Señor ¿a quién iremos? Tú tienes
palabras de vida eterna, y nosotros hemos creído que tú eres el Santo de Dios”.
El
relato evangélico. En aquel tiempo
Jesús dijo a los judíos: “Mi carne es verdadera comida y mi sangre es verdadera
bebida”. Al oír estas palabras muchos discípulos de Jesús dijeron: “Este modo
de hablar es intolerable, ¿Quién puede admitir eso?”. Dándose cuenta Jesús de
que sus discípulos murmuraban, les dijo: “¿Esto les escandaliza? ¿Qué sería si
vieran al Hijo del Hombre subir a donde estaba antes? El Espíritu es quien da
la vida; la carne para nada aprovecha. Las palabras que les he dicho son
espíritu y vida, y a pesar de esto, algunos de ustedes no creen”. (En efecto,
Jesús sabía desde el principio quiénes no creían y quién lo habría de traicionar): Después
añadió: “por eso les he dicho que nadie puede venir a mí, si el Padre no se lo
concede”. Desde entonces, muchos de sus discípulos
se echaron para atrás y ya no querían andar con él. Entonces Jesús les dijo a
los Doce: “¿También ustedes quieren dejarme?” Simón Pedro le respondió: “Señor,
¿a quién iremos? Tú tienes palabras de vida eterna, y nosotros hemos creído que
tú eres el Santo de Dios”. (Jn 6, 55. 60-69)

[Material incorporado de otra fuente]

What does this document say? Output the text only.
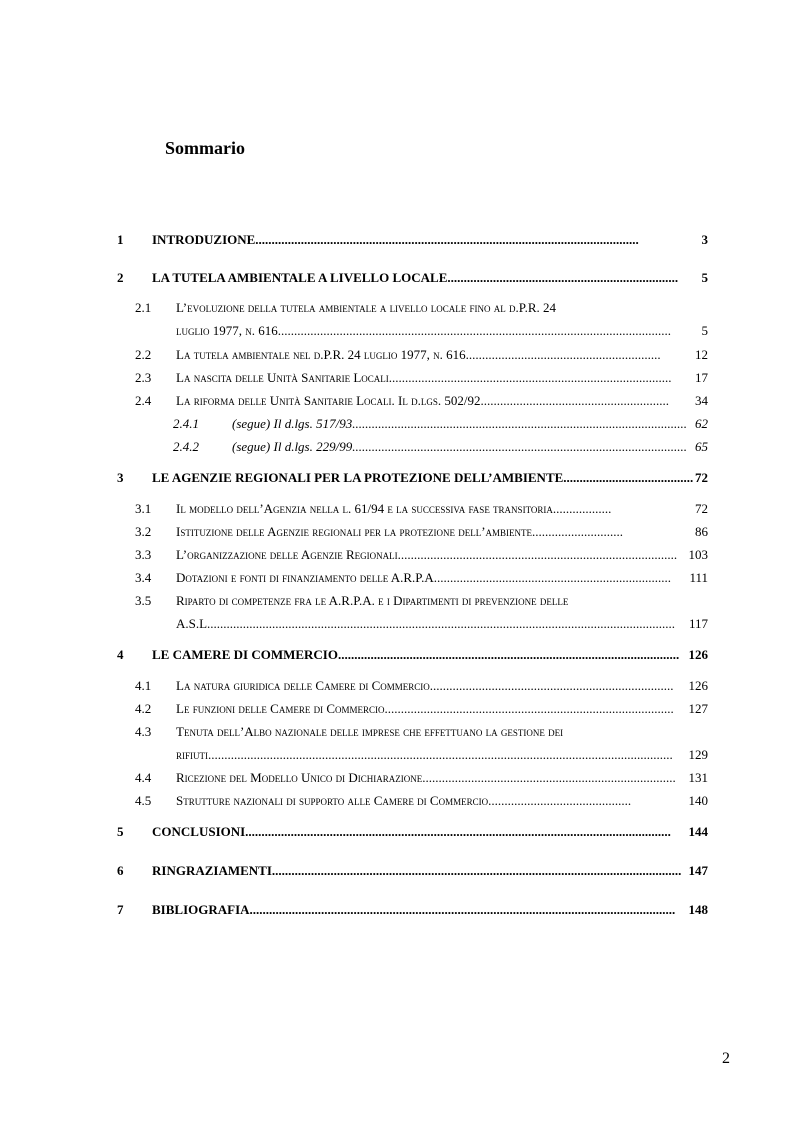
Sommario
1 INTRODUZIONE......................................................................................................................	3
2 LA TUTELA AMBIENTALE A LIVELLO LOCALE.......................................................................	5
2.1 L’evoluzione della tutela ambientale a livello locale fino al d.P.R. 24
luglio 1977, n. 616.........................................................................................................................	5
2.2 La tutela ambientale nel d.P.R. 24 luglio 1977, n. 616............................................................	12
2.3 La nascita delle Unità Sanitarie Locali.......................................................................................	17
2.4 La riforma delle Unità Sanitarie Locali. Il d.lgs. 502/92..........................................................	34
2.4.1	(segue) Il d.lgs. 517/93....................................................................................................... 62
2.4.2	(segue) Il d.lgs. 229/99....................................................................................................... 65
3 LE AGENZIE REGIONALI PER LA PROTEZIONE DELL’AMBIENTE........................................ 72
3.1 Il modello dell’Agenzia nella l. 61/94 e la successiva fase transitoria..................	72
3.2 Istituzione delle Agenzie regionali per la protezione dell’ambiente............................	86
3.3 L’organizzazione delle Agenzie Regionali...................................................................................... 103
3.4 Dotazioni e fonti di finanziamento delle A.R.P.A.........................................................................	111
3.5 Riparto di competenze fra le A.R.P.A. e i Dipartimenti di prevenzione delle
A.S.L................................................................................................................................................	117
4 LE CAMERE DI COMMERCIO......................................................................................................... 126
4.1 La natura giuridica delle Camere di Commercio...........................................................................	126
4.2 Le funzioni delle Camere di Commercio.........................................................................................	127
4.3 Tenuta dell’Albo nazionale delle imprese che effettuano la gestione dei
rifiuti...............................................................................................................................................	129
4.4 Ricezione del Modello Unico di Dichiarazione.............................................................................. 131
4.5 Strutture nazionali di supporto alle Camere di Commercio............................................	140
5 CONCLUSIONI...................................................................................................................................	144
6 RINGRAZIAMENTI.............................................................................................................................. 147
7 BIBLIOGRAFIA...................................................................................................................................	148
2
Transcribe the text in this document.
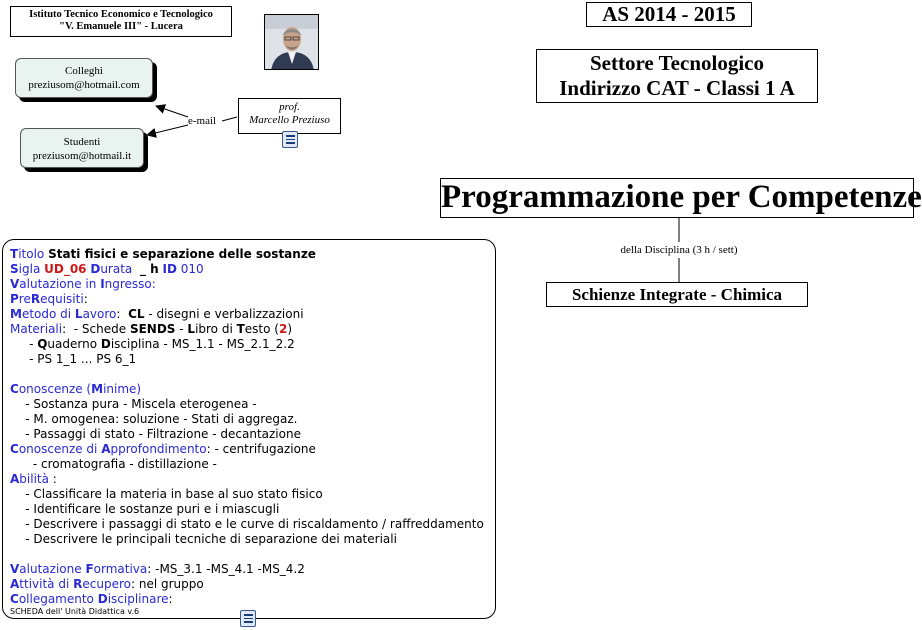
Istituto Tecnico Economico e Tecnologico
"V. Emanuele III" - Lucera
Colleghi
preziusom@hotmail.com
Studenti
preziusom@hotmail.it
e-mail
prof.
Marcello Preziuso
AS 2014 - 2015
Settore Tecnologico
Indirizzo CAT - Classi 1 A
Programmazione per Competenze
della Disciplina (3 h / sett)
Schienze Integrate - Chimica
Titolo Stati fisici e separazione delle sostanze
Sigla UD_06 Durata _ h ID 010
Valutazione in Ingresso:
PreRequisiti:
Metodo di Lavoro:  CL - disegni e verbalizzazioni
Materiali:  - Schede SENDS - Libro di Testo (2)
- Quaderno Disciplina - MS_1.1 - MS_2.1_2.2
- PS 1_1 ... PS 6_1
Conoscenze (Minime)
- Sostanza pura - Miscela eterogenea -
- M. omogenea: soluzione - Stati di aggregaz.
- Passaggi di stato - Filtrazione - decantazione
Conoscenze di Approfondimento: - centrifugazione
- cromatografia - distillazione -
Abilità :
- Classificare la materia in base al suo stato fisico
- Identificare le sostanze puri e i miascugli
- Descrivere i passaggi di stato e le curve di riscaldamento / raffreddamento
- Descrivere le principali tecniche di separazione dei materiali
Valutazione Formativa: -MS_3.1 -MS_4.1 -MS_4.2
Attività di Recupero: nel gruppo
Collegamento Disciplinare:
SCHEDA dell' Unità Didattica v.6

La explicación del texto. Jesús ha llegado a la revelación final del por qué el
Padre Dios lo ha enviado al mundo: Para dar vida al mundo. Y esa vida nos la
comunica en la medida de la escucha y obediencia de su Palabra y en la medida que
comamos su Carne y bebamos su Sangre. Ese es el deseo eterno de Dios, darnos
Vida, y para eso, nos ha dado a su Hijo, y para eso, inventó la Eucaristía. Tan
solo nos pide creer en su Enviado, su Hijo amado. Su Palabra suscita en el
hombre, por la escucha la fe bíblica, que se ha de convertir en norma para su
vida, en luz en su camino, hasta llegar a decir con Jesús. “Mi alimento es hacer la voluntad de mi Padre y llevar a cabo su obra”

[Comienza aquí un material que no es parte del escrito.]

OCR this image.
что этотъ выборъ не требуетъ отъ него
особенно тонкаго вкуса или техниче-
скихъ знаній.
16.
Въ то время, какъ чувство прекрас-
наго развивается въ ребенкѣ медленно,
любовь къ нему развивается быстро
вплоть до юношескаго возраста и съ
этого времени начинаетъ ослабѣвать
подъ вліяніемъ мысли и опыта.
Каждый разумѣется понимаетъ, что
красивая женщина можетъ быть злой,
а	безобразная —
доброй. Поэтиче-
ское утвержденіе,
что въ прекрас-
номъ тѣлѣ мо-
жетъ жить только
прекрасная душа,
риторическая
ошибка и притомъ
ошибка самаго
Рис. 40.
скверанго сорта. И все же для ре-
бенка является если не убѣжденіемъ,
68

(Jn 4, 34) Sólo entonces la Palabra podrá dar en nosotros frutos de vida
eterna. Jesús quiere dar vida a cada hombre, para que podamos como él, ser
capaces de fraccionarnos, de darnos a los demás como alimento que da vida al
Pueblo de Dios. Todo aquel que ha creído en Jesús, se ha encontrado con y lo ha
aceptado como el “Don de Dios,” “el Hijo de Dios,” entra en la experiencia de
la fe para ser llevado al “desierto”
como discípulo de Jesús para ser probado y tomar la decisión de “Optar
por Jesucristo” por lo que es, y no por lo que tiene. Opción por seguir a
Cristo, y a la misma vez, renunciar al mundo y sus ideologías para amar a su
Maestro y aceptar su señorío.
La
vuelta del corazón a Dios es abrirse a la Voluntad de Dios manifestada en su
Palabra para hacernos discípulos de Jesucristo. Pueblo
de Dios es el grupo de hombres y mujeres que han creído en Jesucristo, escuchan
su palabra y lo siguen, rompiendo las ataduras o dejando atrás todo aquello que
es incompatible con la vocación de ser hijos de Dios, y a la vez, abrazando el
compromiso de servir al Señor en los demás, a quienes, Dios ama y quiere
salvar. La conversión del corazón nos
invita a abandonar los ídolos y volvernos al Dios vivo y verdadero para amarlo
y servirlo con generosidad, donación y entrega. (cf 1ª de Tes 1, 9) Ídolo
es todo aquello que ocupa en el corazón el lugar de Cristo. Cuando el hombre ha
tenido la experiencia personal de Dios mediante el encuentro con Cristo; cuando
ha probado lo bueno que es el Señor; después de un poco caminar en la “vida
nueva”, el Señor lo invita al compromiso de hacer “Alianza con él, y, a romper
la amistad con el mundo. Cuando se pretende servir a Dios y al Mundo se cae en
la infidelidad, en la tibieza espiritual y por último en la idolatría (cf Apoc
3, 15). Tomar la decisión, libre y consiente de seguir a Cristo nos pide una
doble certeza: la certeza de que Dios nos ama y la certeza de que también
nosotros lo amamos, es entonces cuando podemos decir con Josué: “Mi familia y yo hemos decidido servir al
Señor”. (Josué 24) Aceptemos la invitación amorosa que Dios nos hace a
seguirlo, sirviéndole.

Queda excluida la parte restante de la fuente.